The FINRA Sanction Guidelines, which are designed to ensure the imposition of fair and consistent sanctions, provide, among other things, that in determining what and how much sanctions to mete out, adjudicators should consider whether a respondent has acknowledged and accepted responsibility for his or her misconduct. On its face, this appears to be the ultimate Catch-22: How can I be exonerated if I admit that my actions are improper? Needless to say, this does not seem to be fair.

Held against Respondent

In the Anthony A. Grey case from 2015, FINRA charged Mr. Grey with, among other things, charging excessive mark-ups on municipal bonds. Mr. Grey fought the charges at the OHO, NAC, and SEC levels, arguing to each tribunal that his mark-ups were appropriate, and not excessive. He even presented expert testimony in support of his position. His arguments ultimately were rejected, and his mark-ups were found to be excessive by each tribunal. In the sanctions section of its Opinion, the SEC noted that Mr. Grey had not acknowledged that his misconduct violated the securities laws, and issued the following seemingly inconsistent statements:

We reject Grey’s argument that FINRA punished him for defending himself in a disciplinary action. The acceptance or acknowledgment of misconduct is a principal consideration in tailoring appropriate sanctions to deter future misconduct.

The SEC then cited another case where sanctions were adjusted upward for the same reason. By all appearances, Mr. Grey was punished for defending his mark-ups, and for not acknowledging that his mark-ups were improper. Of course, if Mr. Grey had admitted his mark-ups were excessive, he would not have mounted much, if any, of a defense. Hence, the Catch-22.

Not Held against Respondent

In the J.W. Korth & Company case, just decided a couple of weeks ago, FINRA similarly charged the respondent firm with charging excessive mark-ups on corporate bonds.[1] The firm, like Mr. Grey did in his case, argued its mark-ups were appropriate, and not excessive. As with Mr.

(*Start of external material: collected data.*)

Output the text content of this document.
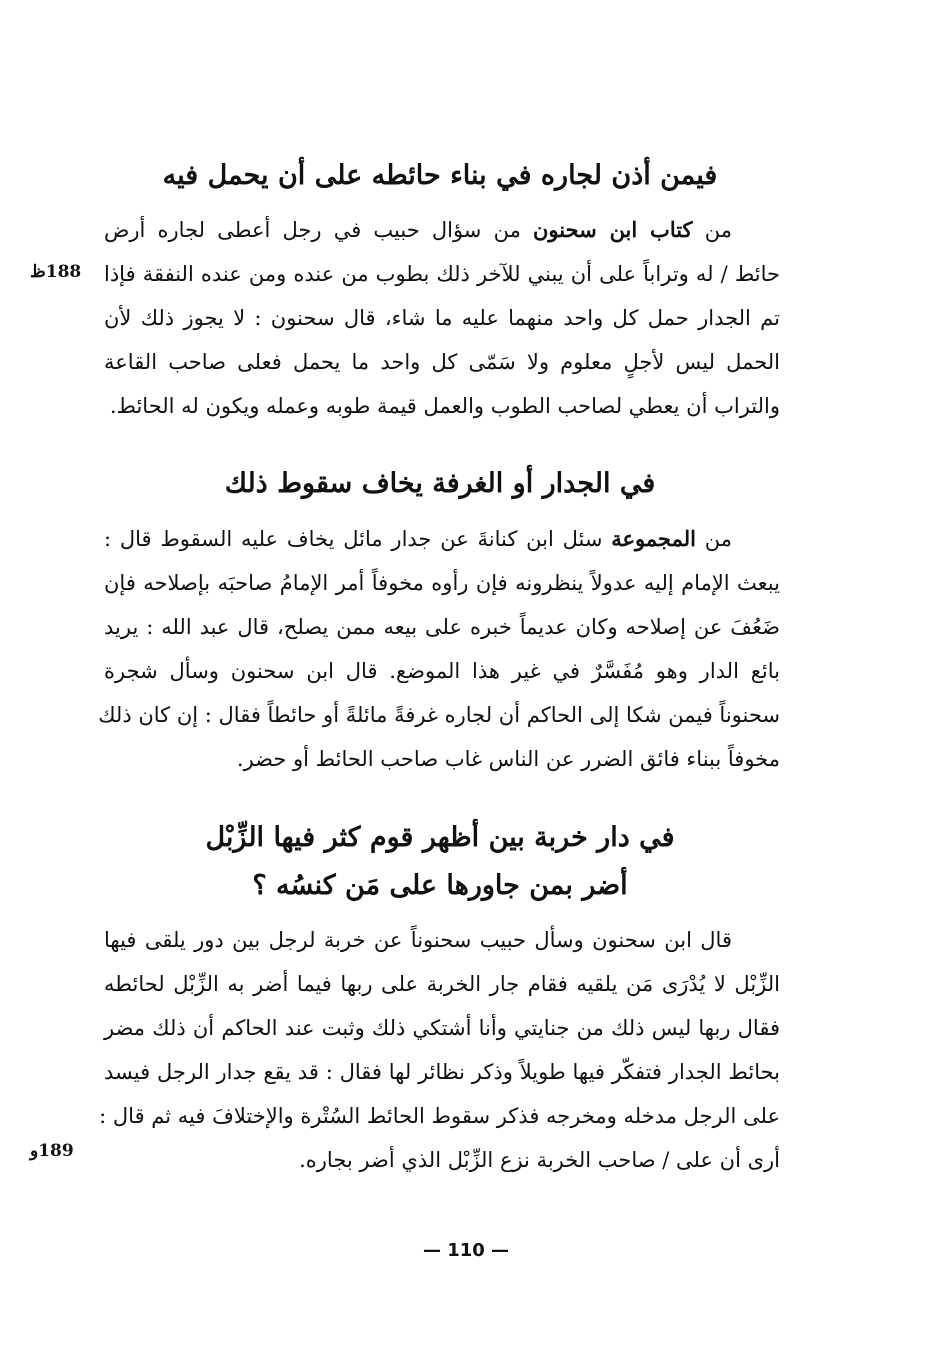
فيمن أذن لجاره في بناء حائطه على أن يحمل فيه
من كتاب ابن سحنون من سؤال حبيب في رجل أعطى لجاره أرض
حائط / له وتراباً على أن يبني للآخر ذلك بطوب من عنده ومن عنده النفقة فإذا
تم الجدار حمل كل واحد منهما عليه ما شاء، قال سحنون : لا يجوز ذلك لأن
الحمل ليس لأجلٍ معلوم ولا سَمّى كل واحد ما يحمل فعلى صاحب القاعة
والتراب أن يعطي لصاحب الطوب والعمل قيمة طوبه وعمله ويكون له الحائط.
188ظ
في الجدار أو الغرفة يخاف سقوط ذلك
من المجموعة سئل ابن كنانةَ عن جدار مائل يخاف عليه السقوط قال :
يبعث الإمام إليه عدولاً ينظرونه فإن رأوه مخوفاً أمر الإمامُ صاحبَه بإصلاحه فإن
ضَعُفَ عن إصلاحه وكان عديماً خبره على بيعه ممن يصلح، قال عبد الله : يريد
بائع الدار وهو مُفَسَّرٌ في غير هذا الموضع. قال ابن سحنون وسأل شجرة
سحنوناً فيمن شكا إلى الحاكم أن لجاره غرفةً مائلةً أو حائطاً فقال : إن كان ذلك
مخوفاً ببناء فائق الضرر عن الناس غاب صاحب الحائط أو حضر.
في دار خربة بين أظهر قوم كثر فيها الزِّبْل
أضر بمن جاورها على مَن كنسُه ؟
قال ابن سحنون وسأل حبيب سحنوناً عن خربة لرجل بين دور يلقى فيها
الزِّبْل لا يُدْرَى مَن يلقيه فقام جار الخربة على ربها فيما أضر به الزِّبْل لحائطه
فقال ربها ليس ذلك من جنايتي وأنا أشتكي ذلك وثبت عند الحاكم أن ذلك مضر
بحائط الجدار فتفكّر فيها طويلاً وذكر نظائر لها فقال : قد يقع جدار الرجل فيسد
على الرجل مدخله ومخرجه فذكر سقوط الحائط السُتْرة والإختلافَ فيه ثم قال :
أرى أن على / صاحب الخربة نزع الزِّبْل الذي أضر بجاره.
189و
— 110 —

Grey, the OHO Hearing Panel found the mark-ups to be excessive. The Panel, however, did not punish the firm for defending itself (despite FINRA’s argument that it should have done so), unlike Mr. Grey’s Hearing Panel:

While we agree that it is aggravating when a respondent refuses to accept responsibility for its misconduct, we do not find that J.W. Korth’s actions should be so characterized. J.W. Korth launched a vigorous defense and contested the allegations against it.

The Decision then explained how the firm presented evidence of the factors that it considered in making its pricing determinations and the supervision of its pricing practices.

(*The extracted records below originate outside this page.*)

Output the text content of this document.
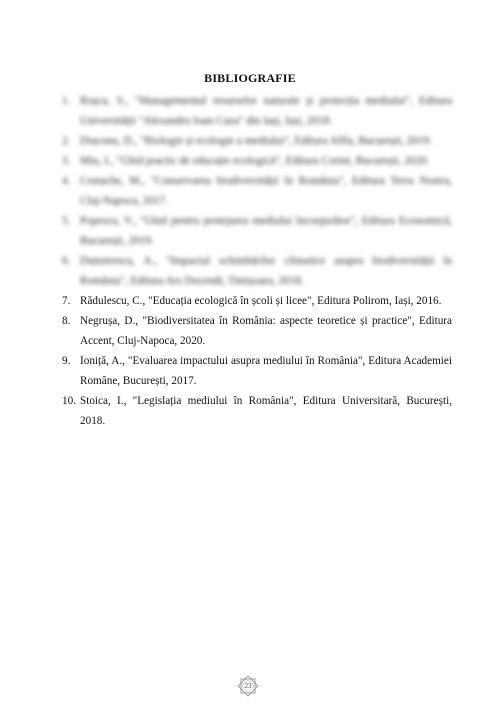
BIBLIOGRAFIE
1. Roșca, S., "Managementul resurselor naturale și protecția mediului", Editura Universității "Alexandru Ioan Cuza" din Iași, Iași, 2018.
2. Diaconu, D., "Biologie și ecologie a mediului", Editura Allfa, București, 2019.
3. Miu, I., "Ghid practic de educație ecologică", Editura Corint, București, 2020.
4. Costache, M., "Conservarea biodiversității în România", Editura Terra Nostra, Cluj-Napoca, 2017.
5. Popescu, V., "Ghid pentru protejarea mediului înconjurător", Editura Economică, București, 2019.
6. Dumitrescu, A., "Impactul schimbărilor climatice asupra biodiversității în România", Editura Ars Docendi, Timișoara, 2018.
7. Rădulescu, C., "Educația ecologică în școli și licee", Editura Polirom, Iași, 2016.
8. Negrușa, D., "Biodiversitatea în România: aspecte teoretice și practice", Editura Accent, Cluj-Napoca, 2020.
9. Ioniță, A., "Evaluarea impactului asupra mediului în România", Editura Academiei Române, București, 2017.
10. Stoica, I., "Legislația mediului în România", Editura Universitară, București, 2018.
23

While you try to wrap your head around the seemingly unfair notion that a respondent can be punished for defending himself, and the seemingly inconsistent results in these two cases, you should know that the J.W. Korth Decision contains a dozen citations to the Decisions and Opinion issued in Grey. This issue, however, may not be as unfair as it appears, and the two differing results may not be as inconsistent as they appear. Two factors may determine whether or not a tribunal will punish you for defending your actions: the nature of your misconduct and the manner in which you defend your actions.

Mr. Grey charged excessive mark-ups in connection with what was determined to be a fraudulent interpositioning scheme. J.W. Korth’s excessive mark-ups did not involve a fraudulent scheme. It is possible that the nature of the misconduct in the cases is what resulted in the differing interpretations of acceptance of responsibility. By way of a more extreme example in the context of a criminal case, it seems appropriate to punish more severely the thief caught red-handed stealing money who denies his obvious culpability than the same thief who acknowledges his guilt. In sum, there is a difference between defending actions that arguably may or may not be improper, and actions that clearly are improper.

It also is possible that the manner in which Mr. Grey and J.W. Korth defended their actions played a role in the decisions (although I cannot attest to that in either case). As the saying goes, you can catch more flies with honey than with vinegar. There is a difference between respectfully disagreeing with someone’s position, and impolitely doing so. The latter is rarely, if ever, successful in litigation – or life.


[1] Since the Decision was issued on January 26, 2017, the deadlines for the parties to appeal it and the NAC to call the case for review have yet to expire.